The residents of some neighborhoods in Richmond, California, awaken each morning with their senses fully engaged: They feel a familiar burning in their eyes and throats, smell the acrid stench of sulfur, and hear the endless rumble of diesel trucks. And they find their homes once again blanketed with a thin coating of soot.
Richmond spreads out across a peninsula separating San Pablo Bay, a shallow tidal estuary, from San Francisco. Once ranching country, the city has been transformed over the past century into a highly industrialized urban landscape, with the second largest oil refinery on the West Coast helping to define its silhouette. Richmond is also home to a chemical plant, a metal fabrication factory, and a power plant. Two major train lines form a nexus there, and several interstates and one parkway snake through the city. The emissions from all those industries and transit lines seep into the homes—and lungs—of residents.
“In Richmond, paint peels off houses and cars far faster than anywhere else I’ve seen,” says Carla Perez, a community organizer and director of the Northern California Program of Communities for a Better Environment (CBE). “Soot collects everywhere. It’s not surprising that Richmond has the county’s highest hospitalization rate for asthma.”
Just twenty miles to the west, perched on the California coast, is Bolinas, a town with a population one-hundredth that of Richmond. A nearly reclusive community, Bolinas has no heavy industry. There, residents can awaken to the scent of clean salt air and the sounds of birdsong and ocean swells.
CBE, an environmental health and justice organization in California, has joined forces with Silent Spring Institute and Brown University to study the patterns of exposure to chemical pollutants in Richmond and Bolinas. From June to October 2006—with protocols, equipment, and training provided by Silent Spring Institute—CBE staff members collected air and dust samples both inside and outside 40 homes in the Liberty/Atchison Village area of Richmond.

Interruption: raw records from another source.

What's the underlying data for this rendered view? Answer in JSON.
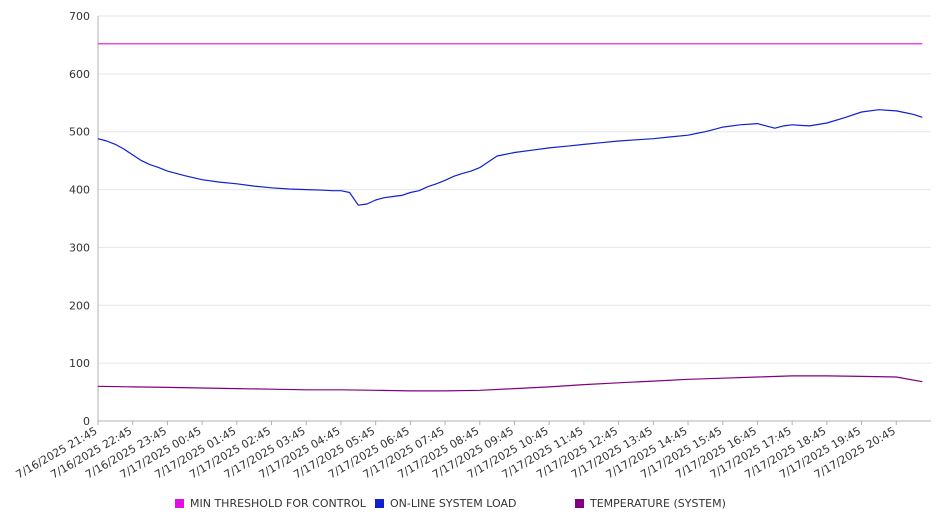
{
  "chart_data": {
    "type": "line",
    "ylim": [
      0,
      700
    ],
    "yticks": [
      0,
      100,
      200,
      300,
      400,
      500,
      600,
      700
    ],
    "x_tick_labels": [
      "7/16/2025 21:45",
      "7/16/2025 22:45",
      "7/16/2025 23:45",
      "7/17/2025 00:45",
      "7/17/2025 01:45",
      "7/17/2025 02:45",
      "7/17/2025 03:45",
      "7/17/2025 04:45",
      "7/17/2025 05:45",
      "7/17/2025 06:45",
      "7/17/2025 07:45",
      "7/17/2025 08:45",
      "7/17/2025 09:45",
      "7/17/2025 10:45",
      "7/17/2025 11:45",
      "7/17/2025 12:45",
      "7/17/2025 13:45",
      "7/17/2025 14:45",
      "7/17/2025 15:45",
      "7/17/2025 16:45",
      "7/17/2025 17:45",
      "7/17/2025 18:45",
      "7/17/2025 19:45",
      "7/17/2025 20:45"
    ],
    "x_start": "7/16/2025 21:45",
    "x_end": "7/17/2025 21:30",
    "grid": true,
    "legend_position": "bottom",
    "series": [
      {
        "name": "MIN THRESHOLD FOR CONTROL",
        "color": "#e010e0",
        "x": [
          "7/16/2025 21:45",
          "7/17/2025 21:30"
        ],
        "y": [
          652,
          652
        ]
      },
      {
        "name": "ON-LINE SYSTEM LOAD",
        "color": "#1020d0",
        "x": [
          "7/16/2025 21:45",
          "7/16/2025 22:00",
          "7/16/2025 22:15",
          "7/16/2025 22:30",
          "7/16/2025 22:45",
          "7/16/2025 23:00",
          "7/16/2025 23:15",
          "7/16/2025 23:30",
          "7/16/2025 23:45",
          "7/17/2025 00:15",
          "7/17/2025 00:45",
          "7/17/2025 01:15",
          "7/17/2025 01:45",
          "7/17/2025 02:15",
          "7/17/2025 02:45",
          "7/17/2025 03:15",
          "7/17/2025 03:45",
          "7/17/2025 04:15",
          "7/17/2025 04:30",
          "7/17/2025 04:45",
          "7/17/2025 05:00",
          "7/17/2025 05:15",
          "7/17/2025 05:30",
          "7/17/2025 05:45",
          "7/17/2025 06:00",
          "7/17/2025 06:15",
          "7/17/2025 06:30",
          "7/17/2025 06:45",
          "7/17/2025 07:00",
          "7/17/2025 07:15",
          "7/17/2025 07:30",
          "7/17/2025 07:45",
          "7/17/2025 08:00",
          "7/17/2025 08:15",
          "7/17/2025 08:30",
          "7/17/2025 08:45",
          "7/17/2025 09:15",
          "7/17/2025 09:45",
          "7/17/2025 10:15",
          "7/17/2025 10:45",
          "7/17/2025 11:15",
          "7/17/2025 11:45",
          "7/17/2025 12:15",
          "7/17/2025 12:45",
          "7/17/2025 13:15",
          "7/17/2025 13:45",
          "7/17/2025 14:15",
          "7/17/2025 14:45",
          "7/17/2025 15:00",
          "7/17/2025 15:15",
          "7/17/2025 15:30",
          "7/17/2025 15:45",
          "7/17/2025 16:15",
          "7/17/2025 16:45",
          "7/17/2025 17:00",
          "7/17/2025 17:15",
          "7/17/2025 17:30",
          "7/17/2025 17:45",
          "7/17/2025 18:00",
          "7/17/2025 18:15",
          "7/17/2025 18:45",
          "7/17/2025 19:15",
          "7/17/2025 19:45",
          "7/17/2025 20:15",
          "7/17/2025 20:45",
          "7/17/2025 21:00",
          "7/17/2025 21:15",
          "7/17/2025 21:30"
        ],
        "y": [
          488,
          484,
          478,
          470,
          460,
          450,
          443,
          438,
          432,
          424,
          417,
          413,
          410,
          406,
          403,
          401,
          400,
          399,
          398,
          398,
          395,
          373,
          375,
          382,
          386,
          388,
          390,
          395,
          398,
          405,
          410,
          416,
          423,
          428,
          432,
          438,
          458,
          464,
          468,
          472,
          475,
          478,
          481,
          484,
          486,
          488,
          491,
          494,
          497,
          500,
          504,
          508,
          512,
          514,
          510,
          506,
          510,
          512,
          511,
          510,
          515,
          524,
          534,
          538,
          536,
          533,
          530,
          525
        ]
      },
      {
        "name": "TEMPERATURE (SYSTEM)",
        "color": "#800080",
        "x": [
          "7/16/2025 21:45",
          "7/16/2025 22:45",
          "7/16/2025 23:45",
          "7/17/2025 00:45",
          "7/17/2025 01:45",
          "7/17/2025 02:45",
          "7/17/2025 03:45",
          "7/17/2025 04:45",
          "7/17/2025 05:45",
          "7/17/2025 06:45",
          "7/17/2025 07:45",
          "7/17/2025 08:45",
          "7/17/2025 09:45",
          "7/17/2025 10:45",
          "7/17/2025 11:45",
          "7/17/2025 12:45",
          "7/17/2025 13:45",
          "7/17/2025 14:45",
          "7/17/2025 15:45",
          "7/17/2025 16:45",
          "7/17/2025 17:45",
          "7/17/2025 18:45",
          "7/17/2025 19:45",
          "7/17/2025 20:45",
          "7/17/2025 21:30"
        ],
        "y": [
          60,
          59,
          58,
          57,
          56,
          55,
          54,
          54,
          53,
          52,
          52,
          53,
          56,
          59,
          63,
          66,
          69,
          72,
          74,
          76,
          78,
          78,
          77,
          76,
          68
        ]
      }
    ]
  }
}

They also took samples from 10 homes in Bolinas.
The collaborators are now comparing the samples in the two communities in an effort to determine whether residents of Liberty/Atchison Village are at higher risk for exposure to a number of pollutants that have been implicated as hormone disruptors or as potential causes of breast cancer. The samples are being tested for approximately 100 chemicals used in consumer products or found in polluted outdoor air.
“We’re focusing on endocrine-disrupting compounds because of the role they may play in breast cancer and other diseases,” says Julia Brody, executive director of Silent Spring Institute. “This study is a critical step in a series of investigations that need to be conducted to determine how the chemicals we’re exposed to in our homes may be affecting our health.”
The project builds on the Institute’s previous work on Cape Cod, in which researchers conducted the most comprehensive assessment to date of endocrine disruptors in homes. During the next two years Silent Spring Institute researchers will be analyzing the California samples; looking for the diesel, refinery, and transportation signatures of the pollutants; and sharing their findings with community activists who are seeking to mitigate the causes of the pollution. Already preliminary data reveal disparities between the chemical burdens in Richmond and Bolinas.
The contrasts between the two communities are more than environmental, though. Richmond is largely low-income, with a predominance of Latinos and African Americans, while Bolinas is relatively affluent and primarily white.
“Statistics on environmental injustices in the United States are alarming—and enduring,” Perez says. People of color compose 56 percent of those living in neighborhoods within 1.8 miles of the nation’s commercial hazardous waste facilities, for example, and 69 percent of neighborhoods with clustered facilities. Even when socioeconomic and other non-racial factors are taken into account, race remains a significant independent predictor of the location of commercial hazardous waste facilities.
“We’re now working with grassroots leaders, community members, and health professionals to discuss the results and the health impacts of chemical exposure,” Perez adds. “We’re developing strategies for how the community can use the results to support its demands for pollution control and reduction. Ultimately, we want to identify ways to reduce exposure and to provide data that will help the community fight for its rights.”
The National Institute of Environmental Health Sciences is sponsoring the three-year project, which provides a good example of Silent Spring Institute’s preferred approach to its work: building on the synergy of collaborating scientists and activists.
“Participating in this study is giving me the opportunity to find out what chemicals I’m being exposed to without my consent,” says Vicki Sawicki, a member of CBE and an Atchison Village resident who allowed her home to be studied. “I have many friends and family members with cancer, and I feel there’s a high probability that their illnesses are environmentally caused. We have to stop the constant assault on our health.”